Pompeo defended Wednesday’s sanctions by his country as a sign of how seriously the administration takes Brunson’s case.
“The Turks were on notice that the clock had run out and it was time for Pastor Brunson to be returned and I hope they’ll see this for what it is: a demonstration that we’re very serious,” he told reporters on board his plane as he flew to Singapore from Kuala Lumpur, Malaysia.
“We consider this one of the many issues that we have with the Turks,” Pompeo added.
“Brunson needs to come home as do all the Americans being held by the Turkish government,” he said.
Brunson and the US government have time and again vehemently denied the charges.
President Donald Trump and Vice President Mike Pence put up a threat last week to impose sanctions on Turkey if their demand to release Brunson was not immediately met with.

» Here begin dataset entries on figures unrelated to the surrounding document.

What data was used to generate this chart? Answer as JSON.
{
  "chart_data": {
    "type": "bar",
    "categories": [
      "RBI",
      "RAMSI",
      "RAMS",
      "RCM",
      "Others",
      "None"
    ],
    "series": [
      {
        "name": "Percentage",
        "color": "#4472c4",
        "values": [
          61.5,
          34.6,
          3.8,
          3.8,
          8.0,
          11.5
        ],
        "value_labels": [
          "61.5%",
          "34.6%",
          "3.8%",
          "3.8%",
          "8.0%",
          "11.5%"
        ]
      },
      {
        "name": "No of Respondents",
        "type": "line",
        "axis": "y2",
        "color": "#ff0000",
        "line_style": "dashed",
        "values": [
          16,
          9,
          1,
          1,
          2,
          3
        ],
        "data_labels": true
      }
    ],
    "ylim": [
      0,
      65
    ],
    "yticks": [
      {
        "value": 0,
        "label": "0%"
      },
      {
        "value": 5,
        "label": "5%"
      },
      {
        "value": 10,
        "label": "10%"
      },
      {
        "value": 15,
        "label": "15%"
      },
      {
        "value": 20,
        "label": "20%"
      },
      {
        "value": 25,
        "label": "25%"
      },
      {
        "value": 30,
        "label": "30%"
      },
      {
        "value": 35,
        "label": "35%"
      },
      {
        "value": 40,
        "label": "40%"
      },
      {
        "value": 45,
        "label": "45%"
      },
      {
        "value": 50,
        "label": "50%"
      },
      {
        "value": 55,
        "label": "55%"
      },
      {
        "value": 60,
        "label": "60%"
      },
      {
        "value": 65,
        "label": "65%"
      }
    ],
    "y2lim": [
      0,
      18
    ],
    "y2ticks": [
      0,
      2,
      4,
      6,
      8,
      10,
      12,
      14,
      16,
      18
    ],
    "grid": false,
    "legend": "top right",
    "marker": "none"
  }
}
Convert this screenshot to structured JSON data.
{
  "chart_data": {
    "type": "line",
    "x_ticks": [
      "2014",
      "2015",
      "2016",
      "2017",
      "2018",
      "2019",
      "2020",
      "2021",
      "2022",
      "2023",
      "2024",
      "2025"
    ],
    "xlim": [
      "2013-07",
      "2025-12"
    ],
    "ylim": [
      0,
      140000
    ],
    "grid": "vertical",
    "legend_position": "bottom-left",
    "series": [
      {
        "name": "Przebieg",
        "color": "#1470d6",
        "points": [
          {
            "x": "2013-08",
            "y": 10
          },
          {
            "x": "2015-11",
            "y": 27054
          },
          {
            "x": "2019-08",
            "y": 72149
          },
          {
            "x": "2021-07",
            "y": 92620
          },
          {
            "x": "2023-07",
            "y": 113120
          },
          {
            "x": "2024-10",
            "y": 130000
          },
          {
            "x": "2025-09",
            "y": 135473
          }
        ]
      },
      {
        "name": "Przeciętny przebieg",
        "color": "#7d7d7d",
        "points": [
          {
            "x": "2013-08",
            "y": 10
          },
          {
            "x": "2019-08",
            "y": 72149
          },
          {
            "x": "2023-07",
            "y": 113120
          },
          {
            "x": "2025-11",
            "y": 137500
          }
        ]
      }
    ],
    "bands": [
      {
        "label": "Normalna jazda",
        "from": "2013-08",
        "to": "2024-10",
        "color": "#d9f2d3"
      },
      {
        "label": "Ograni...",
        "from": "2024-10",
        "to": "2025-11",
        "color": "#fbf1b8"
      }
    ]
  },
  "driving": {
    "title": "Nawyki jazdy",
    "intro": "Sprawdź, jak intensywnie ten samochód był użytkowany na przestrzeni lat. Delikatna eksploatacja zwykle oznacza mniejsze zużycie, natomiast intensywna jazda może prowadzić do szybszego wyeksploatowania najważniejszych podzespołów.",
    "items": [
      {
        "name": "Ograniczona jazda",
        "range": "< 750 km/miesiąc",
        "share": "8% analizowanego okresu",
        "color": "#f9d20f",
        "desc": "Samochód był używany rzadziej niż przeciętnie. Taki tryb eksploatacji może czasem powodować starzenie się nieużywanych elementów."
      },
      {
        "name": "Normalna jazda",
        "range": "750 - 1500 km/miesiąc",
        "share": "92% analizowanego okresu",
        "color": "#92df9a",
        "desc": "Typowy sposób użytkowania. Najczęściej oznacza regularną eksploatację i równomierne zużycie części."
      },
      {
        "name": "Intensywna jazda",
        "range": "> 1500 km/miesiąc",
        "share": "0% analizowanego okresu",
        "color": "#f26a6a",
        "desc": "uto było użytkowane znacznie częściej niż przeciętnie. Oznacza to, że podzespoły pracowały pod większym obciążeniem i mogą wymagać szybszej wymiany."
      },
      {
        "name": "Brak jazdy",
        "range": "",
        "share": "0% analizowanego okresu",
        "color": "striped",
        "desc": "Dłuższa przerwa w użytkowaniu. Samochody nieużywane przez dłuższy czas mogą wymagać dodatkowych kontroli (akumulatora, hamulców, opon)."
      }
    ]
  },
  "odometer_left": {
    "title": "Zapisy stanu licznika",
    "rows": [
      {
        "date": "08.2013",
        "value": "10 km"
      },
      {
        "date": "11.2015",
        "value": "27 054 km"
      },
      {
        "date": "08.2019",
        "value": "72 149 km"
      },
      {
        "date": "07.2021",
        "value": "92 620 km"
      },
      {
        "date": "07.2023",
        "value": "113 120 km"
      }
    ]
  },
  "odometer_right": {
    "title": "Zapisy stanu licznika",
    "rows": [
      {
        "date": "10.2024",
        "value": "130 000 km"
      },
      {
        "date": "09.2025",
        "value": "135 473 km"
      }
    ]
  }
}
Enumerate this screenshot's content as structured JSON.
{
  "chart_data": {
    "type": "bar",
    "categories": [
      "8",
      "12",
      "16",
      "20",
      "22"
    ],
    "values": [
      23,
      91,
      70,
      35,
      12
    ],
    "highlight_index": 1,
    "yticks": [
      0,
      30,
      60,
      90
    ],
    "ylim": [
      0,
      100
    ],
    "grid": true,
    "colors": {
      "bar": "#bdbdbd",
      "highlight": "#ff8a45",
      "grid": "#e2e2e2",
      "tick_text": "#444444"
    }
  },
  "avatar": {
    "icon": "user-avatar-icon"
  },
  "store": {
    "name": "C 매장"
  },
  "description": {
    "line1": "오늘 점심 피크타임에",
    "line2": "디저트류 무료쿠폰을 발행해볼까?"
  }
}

Turkish President Recep Tayyip Erdogan has outrightly rejected all the demands put up by US by asserting that his government cannot take its step back and is willing to “go its own way” if the US acted upon its threats.
The Turks have also vowed to retaliate by taking measures for the sanctions “without delay.”
The Turkish foreign ministry termed the sanctions a “disrespectful intervention in our legal system” that would harm “the constructive efforts towards resolving problems between the two countries.”
Although he was released to home detention, he faces a jail sentence of up to 35 years if he is convicted on both counts at the end of his ongoing trial.
The pastor has lived in Turkey for almost 23 years and led the Izmir Resurrection Church.
Under the new sanctions to be imposed by the US Treasury Department, any property, or interest in property, belonging to Justice Minister Abdulhamit Gul or Interior Minister Suleyman Soylu within US jurisdiction would be blocked. Americans would generally be prohibited from doing any kind of business with them.